In no particular order:
- Between the back up of toxic fluids in my system combined with the prednisone, I’ve gained about 35 pounds in the past few weeks. This is more than prednisone alone, for sure. As I’ve mentioned a million times before, this water weight is SO much worse than “normal” weight. It’s like slogging through a pool when I try to move. It’s so much work.
- My stomach is so bloated, it’s painful. I ordered more scrubs in a larger size because there’s no way I’ll be able to fit in my regular clothes soon.
- I’m so jittery (from the prednisone? from the toxins?) that things like writing or washing dishes is difficult.
- I’m having trouble walking again.
- Most mornings, I wake up with my eyes nearly completely swollen shut due to toxic fluids building up. Even the conjunctivae of my eyes are swollen. It gets better after an hour or two but never back to normal. I mean, who knew kidney disease could cause this?

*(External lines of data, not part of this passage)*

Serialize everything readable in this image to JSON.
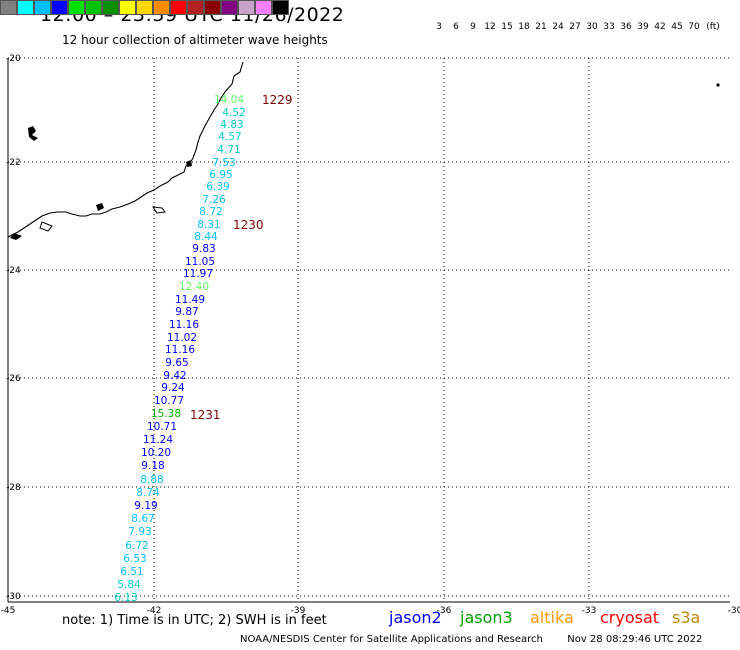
{
  "header": {
    "title": "12:00 – 23:59 UTC 11/26/2022",
    "subtitle": "12 hour collection of altimeter wave heights"
  },
  "color_scale": {
    "swatches": [
      "#808080",
      "#00ffff",
      "#00bfff",
      "#0000ff",
      "#00e000",
      "#00c000",
      "#009000",
      "#ffff00",
      "#ffd700",
      "#ff8c00",
      "#ff0000",
      "#b22222",
      "#8b0000",
      "#800080",
      "#c8a2c8",
      "#ff80ff",
      "#000000"
    ],
    "labels": [
      "3",
      "6",
      "9",
      "12",
      "15",
      "18",
      "21",
      "24",
      "27",
      "30",
      "33",
      "36",
      "39",
      "42",
      "45",
      "70",
      "(ft)"
    ]
  },
  "axes": {
    "lat_ticks": [
      "-20",
      "-22",
      "-24",
      "-26",
      "-28",
      "-30"
    ],
    "lon_ticks": [
      "-45",
      "-42",
      "-39",
      "-36",
      "-33",
      "-30"
    ]
  },
  "passes": [
    {
      "label": "1229",
      "color": "#800000"
    },
    {
      "label": "1230",
      "color": "#800000"
    },
    {
      "label": "1231",
      "color": "#800000"
    }
  ],
  "wave_heights": [
    {
      "v": "14.04",
      "c": "#66ff66"
    },
    {
      "v": "4.52",
      "c": "#00cccc"
    },
    {
      "v": "4.83",
      "c": "#00cccc"
    },
    {
      "v": "4.57",
      "c": "#00cccc"
    },
    {
      "v": "4.71",
      "c": "#00cccc"
    },
    {
      "v": "7.53",
      "c": "#00bfff"
    },
    {
      "v": "6.95",
      "c": "#00bfff"
    },
    {
      "v": "6.39",
      "c": "#00bfff"
    },
    {
      "v": "7.26",
      "c": "#00bfff"
    },
    {
      "v": "8.72",
      "c": "#00bfff"
    },
    {
      "v": "8.31",
      "c": "#00bfff"
    },
    {
      "v": "8.44",
      "c": "#00bfff"
    },
    {
      "v": "9.83",
      "c": "#0000ff"
    },
    {
      "v": "11.05",
      "c": "#0000ff"
    },
    {
      "v": "11.97",
      "c": "#0000ff"
    },
    {
      "v": "12.40",
      "c": "#66ff66"
    },
    {
      "v": "11.49",
      "c": "#0000ff"
    },
    {
      "v": "9.87",
      "c": "#0000ff"
    },
    {
      "v": "11.16",
      "c": "#0000ff"
    },
    {
      "v": "11.02",
      "c": "#0000ff"
    },
    {
      "v": "11.16",
      "c": "#0000ff"
    },
    {
      "v": "9.65",
      "c": "#0000ff"
    },
    {
      "v": "9.42",
      "c": "#0000ff"
    },
    {
      "v": "9.24",
      "c": "#0000ff"
    },
    {
      "v": "10.77",
      "c": "#0000ff"
    },
    {
      "v": "15.38",
      "c": "#00b000"
    },
    {
      "v": "10.71",
      "c": "#0000ff"
    },
    {
      "v": "11.24",
      "c": "#0000ff"
    },
    {
      "v": "10.20",
      "c": "#0000ff"
    },
    {
      "v": "9.18",
      "c": "#0000ff"
    },
    {
      "v": "8.88",
      "c": "#00bfff"
    },
    {
      "v": "8.74",
      "c": "#00bfff"
    },
    {
      "v": "9.19",
      "c": "#0000ff"
    },
    {
      "v": "8.67",
      "c": "#00bfff"
    },
    {
      "v": "7.93",
      "c": "#00bfff"
    },
    {
      "v": "6.72",
      "c": "#00bfff"
    },
    {
      "v": "6.53",
      "c": "#00bfff"
    },
    {
      "v": "6.51",
      "c": "#00bfff"
    },
    {
      "v": "5.84",
      "c": "#00cccc"
    },
    {
      "v": "6.13",
      "c": "#00cccc"
    }
  ],
  "footer": {
    "note": "note: 1) Time is in UTC; 2) SWH is in feet",
    "satellites": [
      {
        "name": "jason2",
        "color": "#0000ff"
      },
      {
        "name": "jason3",
        "color": "#00a000"
      },
      {
        "name": "altika",
        "color": "#ff9900"
      },
      {
        "name": "cryosat",
        "color": "#ff0000"
      },
      {
        "name": "s3a",
        "color": "#b8860b"
      }
    ],
    "credit": "NOAA/NESDIS Center for Satellite Applications and Research",
    "timestamp": "Nov 28 08:29:46 UTC 2022"
  }
}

- This is always really hard to describe but my skin feels really weird. It’s “prickly,” like a million needles poking me. It’s not painful, exactly, but with every move I make, I feel it. It’s the shit building up in my system.
- Sleep is a joke. I’m usually awake until about 5:00 or 6:00 am. I’m so grateful to be off this week and next. I don’t know what’s going to happen when I have to go back to work.
It all just got so bad so quickly. I wasn’t expecting that.
I had the repeat biopsy yesterday. It was really miserable. The first biopsy was so simple and so quick. The tech did a bedside ultrasound, the doc numbed me up, got the samples, and I stayed in a hospital bed for six hours.
This time, it was done through “interventional radiology,” whatever the hell that means. The doc initially wanted to sedate me but I said no to that. Instead he just used a local like last time. They did an ultrasound in the “big” machine, the same one I had the bone marrow biopsy done in.
I was completely uncomfortable, having to lay on my fat bloated stomach and on my face and yet trying to breathe. My blood pressure was sky high even after they gave me two doses of medication. I was completely jittery and shaky.
It was clear the doc was having difficulty getting the samples. “Don’t move, don’t move.” He kept trying to direct my breathing (“breathe in, breathe out, hold it”) but it was all on his schedule, not mine. I couldn’t catch my breath, and I felt like I was going to hyperventilate. I managed to get through it but it was really rough going. I felt like an idiot. I mean, who can’t just lay there and breathe? Me, apparently.
Recovery was shorter this time. I only had to stay in the hospital for about four hours instead of six. They didn’t retest my hemoglobin, which I thought was weird. The last time that’s how they said they knew there was no internal bleeding. But not this time. Whatever. They let me go. That’s all I cared about.
The doc who did the biopsy wasn’t sure where the samples were sent to but he thought it was the place in Arkansas where the first one was sent. If the last time is any indication, we should have the results fairly quickly, early next week.
I’m no longer hopeful though that a new round of chemo is even an alternative. It just seems that when your kidneys shut down to the point where your eyes are nearly swollen shut, there may not be much likelihood of coming back from that. I could be wrong of course. I will say though, at this point, with as shitty as I feel, dialysis might feel like a relief. I don’t know. I just can’t see how I could feel much worse.